Amir Alipoura, Athanasios Papadimitrioub, Vincent Beroullec, Ehsan Aerabid, David Hélye

Univ. Grenoble Alpes, Grenoble INP, LCIS F-26000 Valence, France
aAmir.Alipour@lcis.grenoble-inp.fr
bAthanasios.Papadimitriou@lcis.grenoble-inp.fr
cVincent.Beroulle@lcis.grenoble-inp.fr
dEhsan.Aerabi@lcis.grenoble-inp.fr
eDavid.Hély@lcis.grenoble-inp.fr

ABSTRACT

Recent works in the field of cryptography focus on Deep Learning based Side Channel Analysis (DLSCA) as one of the most powerful attacks against common encryption algorithms such as AES. As a common case, profiling DLSCA have shown great capabilities in revealing secret cryptographic keys against the majority of AES implementations.
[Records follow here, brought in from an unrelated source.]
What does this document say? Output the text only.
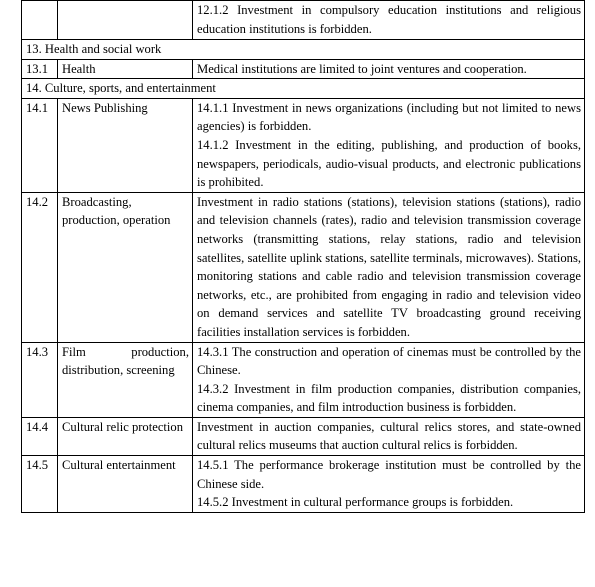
		12.1.2 Investment in compulsory education institutions and religious education institutions is forbidden.

13. Health and social work		
13.1	Health	Medical institutions are limited to joint ventures and cooperation.

14. Culture, sports, and entertainment		
14.1	News Publishing	14.1.1 Investment in news organizations (including but not limited to news agencies) is forbidden.

14.1.2 Investment in the editing, publishing, and production of books, newspapers, periodicals, audio-visual products, and electronic publications is prohibited.

14.2	Broadcasting, production, operation	Investment in radio stations (stations), television stations (stations), radio and television channels (rates), radio and television transmission coverage networks (transmitting stations, relay stations, radio and television satellites, satellite uplink stations, satellite terminals, microwaves). Stations, monitoring stations and cable radio and television transmission coverage networks, etc., are prohibited from engaging in radio and television video on demand services and satellite TV broadcasting ground receiving facilities installation services is forbidden.

14.3	Film production, distribution, screening	14.3.1 The construction and operation of cinemas must be controlled by the Chinese.

14.3.2 Investment in film production companies, distribution companies, cinema companies, and film introduction business is forbidden.

14.4	Cultural relic protection	Investment in auction companies, cultural relics stores, and state-owned cultural relics museums that auction cultural relics is forbidden.

14.5	Cultural entertainment	14.5.1 The performance brokerage institution must be controlled by the Chinese side.

14.5.2 Investment in cultural performance groups is forbidden.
In a very recent study, it has been shown that Deep Learning can be applied in a non-profiling way (non-profiling DLSCA), making this method considerably more practical, and able to break powerful countermeasures for encryption algorithms such as AES including masking countermeasures, requiring considerably less power traces than a first order CPA attack. In this work, our main goal is to apply the non-profiling DLSCA against a hiding-based AES countermeasure which utilizes correlated noise generation so as to hide the secret encryption key. We show that this AES, with correlated noise generation as a lightweight countermeasure, can provide equivalent protection under CPA and under nonprofiling DLSCA attacks, in terms of the required power traces to obtain the secret key.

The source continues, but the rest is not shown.